Everyone from the Department of Agriculture to Michelle Obama to national hunger advocacy groups have embraced the concept of “food deserts” in recent years as one way of explaining the conundrum of why poor folks in the US are both obese and food insecure at the same time. Since we often reference food deserts in varied human services proposals in urban areas (and have written posts on the subject), I know that there’s a debate in the literature about whether food deserts actually exist. Faithful readers know that reality matters little in grant writing, so we take the food desert concept at face value to build our “end of the world” arguments in needs assessments.

While cruising around LA last week, I heard a radio piece about how the City of Dayton is addressing its food deserts. Like most economically disadvantaged urban communities of color, Dayton concluded it has a food desert problem. While this is no surprise, their solution is an amazing example of how to structure a winning project concept for foundation funding.
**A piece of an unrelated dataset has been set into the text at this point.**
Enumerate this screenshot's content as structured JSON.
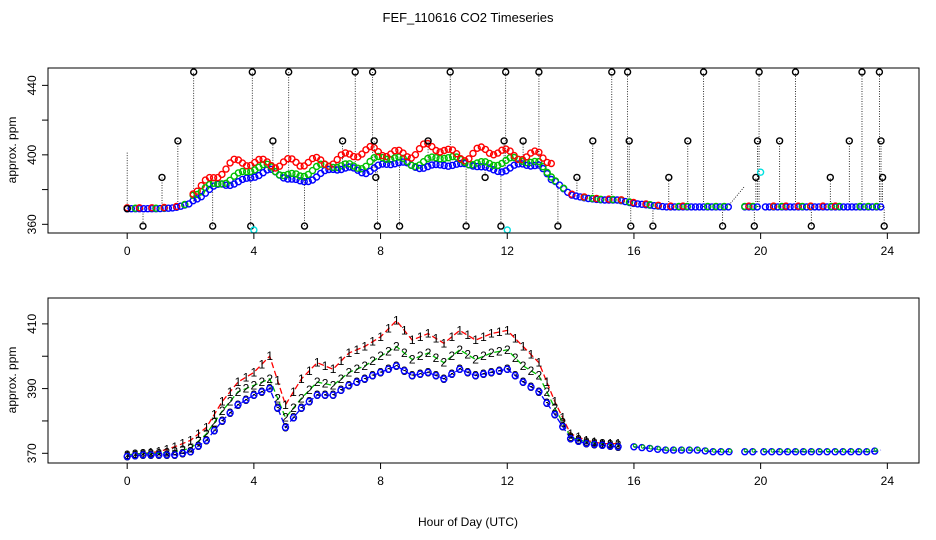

The City formed a partnership with the mass transit agency, a local human services nonprofit and local farmers to operate a small farmers market in the City’s transit hub. The idea is that poor folks can pick up salad stuff on the way to work (thereby avoiding being super-sized at lunch by McDonald’s) or a sack of veggies on the way home, so that they can make a stir-fry instead of calling Domino’s. At the same time, the nonprofit offers nutrition classes and recipes, while Farmer Caitlin has an outlet for her baby arugula. The only thing missing is to have homeless folks pick the produce.

Like the mythical Project NUTRIA I wrote about years ago, Dayton has hit the foundation grant jackpot with this idea. Steal it.